Searching skills are important, I think, to give you a better and more balanced understanding of the world. It's like asking everyone "what do you think, what do you think, what do you think" and then building your opinion. 
Sometimes you look for facts. Numbers. Biographies. Other times, you're just surfing the 'net. 

These skills are keys that either let you in or lock you out, depending on how you use them.

When I saw this video I felt that it couldn't be any truer. And even though we had no forum to write our thoughts into, I did copy some of the questions the teacher asked. 
  • Who wrote the page?
  • What's your first impression?
  • Why is it useful?
  • What's the main message?
and these are these are the Wh-questions and other things he mentions:
  • Who wrote it?
  • When was it written? updated?
  • What is it about?
  • Fact/Opinion
  • Where does the website come from? 
  • Serach for the author.
  • Where does the website lead to?
  • Compare this info with info from another page.
  • (Love this) Check out, where you can look up pages (although when I checked, I realized there's appearantly a registration fee)
The skills you need have to do with looking, really looking, like challenging the information.

So, moving on to this question: What can I do to better inform my students?
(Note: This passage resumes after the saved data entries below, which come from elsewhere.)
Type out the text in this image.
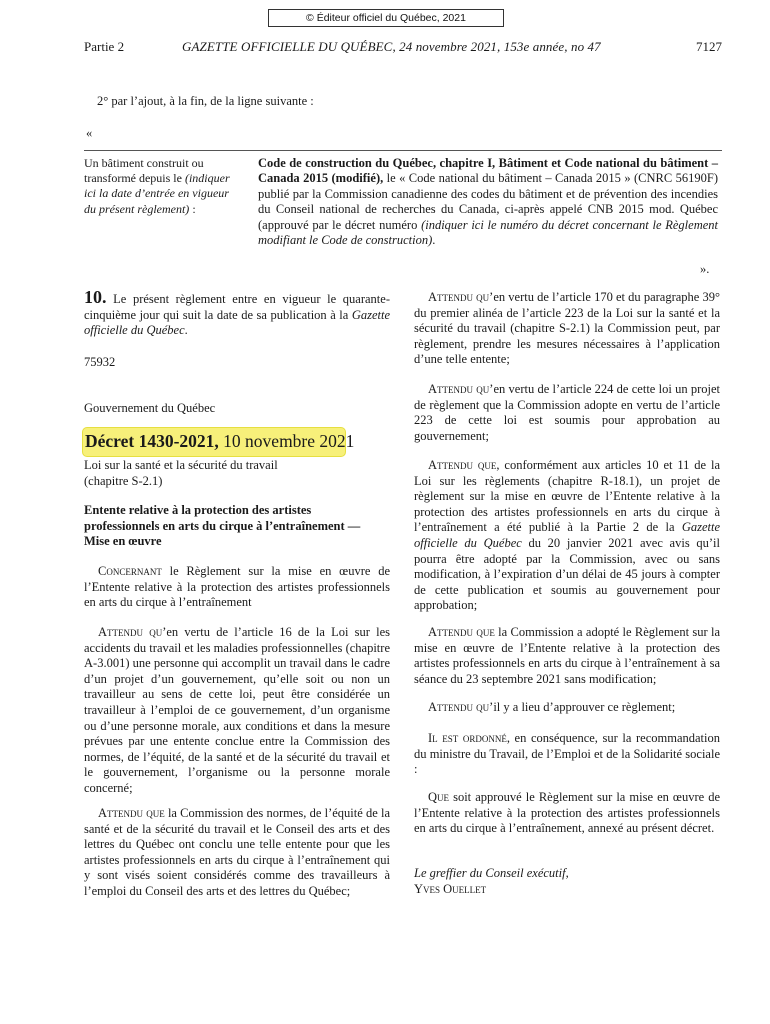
© Éditeur officiel du Québec, 2021
Partie 2	GAZETTE OFFICIELLE DU QUÉBEC, 24 novembre 2021, 153e année, no 47	7127

2° par l’ajout, à la fin, de la ligne suivante :

«

Un bâtiment construit ou transformé depuis le (indiquer ici la date d’entrée en vigueur du présent règlement) :

Code de construction du Québec, chapitre I, Bâtiment et Code national du bâtiment – Canada 2015 (modifié), le « Code national du bâtiment – Canada 2015 » (CNRC 56190F) publié par la Commission canadienne des codes du bâtiment et de prévention des incendies du Conseil national de recherches du Canada, ci-après appelé CNB 2015 mod. Québec (approuvé par le décret numéro (indiquer ici le numéro du décret concernant le Règlement modifiant le Code de construction).

».

10. Le présent règlement entre en vigueur le quarante-cinquième jour qui suit la date de sa publication à la Gazette officielle du Québec.

75932

Gouvernement du Québec

Décret 1430-2021, 10 novembre 2021

Loi sur la santé et la sécurité du travail (chapitre S-2.1)

Entente relative à la protection des artistes professionnels en arts du cirque à l’entraînement — Mise en œuvre

Concernant le Règlement sur la mise en œuvre de l’Entente relative à la protection des artistes professionnels en arts du cirque à l’entraînement

Attendu qu’en vertu de l’article 16 de la Loi sur les accidents du travail et les maladies professionnelles (chapitre A-3.001) une personne qui accomplit un travail dans le cadre d’un projet d’un gouvernement, qu’elle soit ou non un travailleur au sens de cette loi, peut être considérée un travailleur à l’emploi de ce gouvernement, d’un organisme ou d’une personne morale, aux conditions et dans la mesure prévues par une entente conclue entre la Commission des normes, de l’équité, de la santé et de la sécurité du travail et le gouvernement, l’organisme ou la personne morale concerné;

Attendu que la Commission des normes, de l’équité de la santé et de la sécurité du travail et le Conseil des arts et des lettres du Québec ont conclu une telle entente pour que les artistes professionnels en arts du cirque à l’entraînement qui y sont visés soient considérés comme des travailleurs à l’emploi du Conseil des arts et des lettres du Québec;

Attendu qu’en vertu de l’article 170 et du paragraphe 39° du premier alinéa de l’article 223 de la Loi sur la santé et la sécurité du travail (chapitre S-2.1) la Commission peut, par règlement, prendre les mesures nécessaires à l’application d’une telle entente;

Attendu qu’en vertu de l’article 224 de cette loi un projet de règlement que la Commission adopte en vertu de l’article 223 de cette loi est soumis pour approbation au gouvernement;

Attendu que, conformément aux articles 10 et 11 de la Loi sur les règlements (chapitre R-18.1), un projet de règlement sur la mise en œuvre de l’Entente relative à la protection des artistes professionnels en arts du cirque à l’entraînement a été publié à la Partie 2 de la Gazette officielle du Québec du 20 janvier 2021 avec avis qu’il pourra être adopté par la Commission, avec ou sans modification, à l’expiration d’un délai de 45 jours à compter de cette publication et soumis au gouvernement pour approbation;

Attendu que la Commission a adopté le Règlement sur la mise en œuvre de l’Entente relative à la protection des artistes professionnels en arts du cirque à l’entraînement à sa séance du 23 septembre 2021 sans modification;

Attendu qu’il y a lieu d’approuver ce règlement;

Il est ordonné, en conséquence, sur la recommandation du ministre du Travail, de l’Emploi et de la Solidarité sociale :

Que soit approuvé le Règlement sur la mise en œuvre de l’Entente relative à la protection des artistes professionnels en arts du cirque à l’entraînement, annexé au présent décret.

Le greffier du Conseil exécutif,

Yves Ouellet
Informing... yes, that's possibly a good idea. SHOW them, that's a better idea! The best way to learn something is by doing, so you may well take the video's teacher as a model and find some sites that aren't very usable and pose student similar questions. 
Daniel Cassany recommends teachers to provide students with examples AND counterexamples... and how to distinguish between them.

For some reason, J.F.Kennedy's famous quote comes to mind, but I'll rephrase it: 

"Ask not what you can do with the info, ask how appropriate the info is. "

And since this is my blog, I think it's safe to say: 

Good night, D.C.! Happy 4th of July.

viernes, 1 de julio de 2011

Tons of information out there--- you've just got to reach out!

The Creation of Adam-- Michelangelo

In a nutshell, I'd say that I find a website useful if: 

- It is age and content appropriate
- It is easy for me to use
- It contains video I can download just in case I lose internet connection.
- Grammar and spelling are correct
- It comes from a reputable source
- It is sufficiently relevant to my goal
and I'm sure other tiny but equally important criteria that I can't think of right now. So far, I admit I've hogged the websites, in the sense that I haven't gone right out and recommended my students anything except: Google Earth for general curiosity and VOA, a website that is helpful for English language students... but I'm working on it. 

However, I feel a little overwhelmed that there's so much to read out there, even though I just have to reach out!! 
Thankfully, as the school year dwindles to an end, I figure that I'll have more than the usual time to sit and explore much deeper. *sigh*

Note to self: check out Genki English, it's seems to be very very interesting! 

I like the additional criteria we've been exposed to because it just broadens our horizons and gives us the opportunity to question ourselves, which is vital in our career. Because of them, I'm now also looking into the fact of whether a site has a search bar or index, if it has ads, and if the material is biased towards a specific demographic target.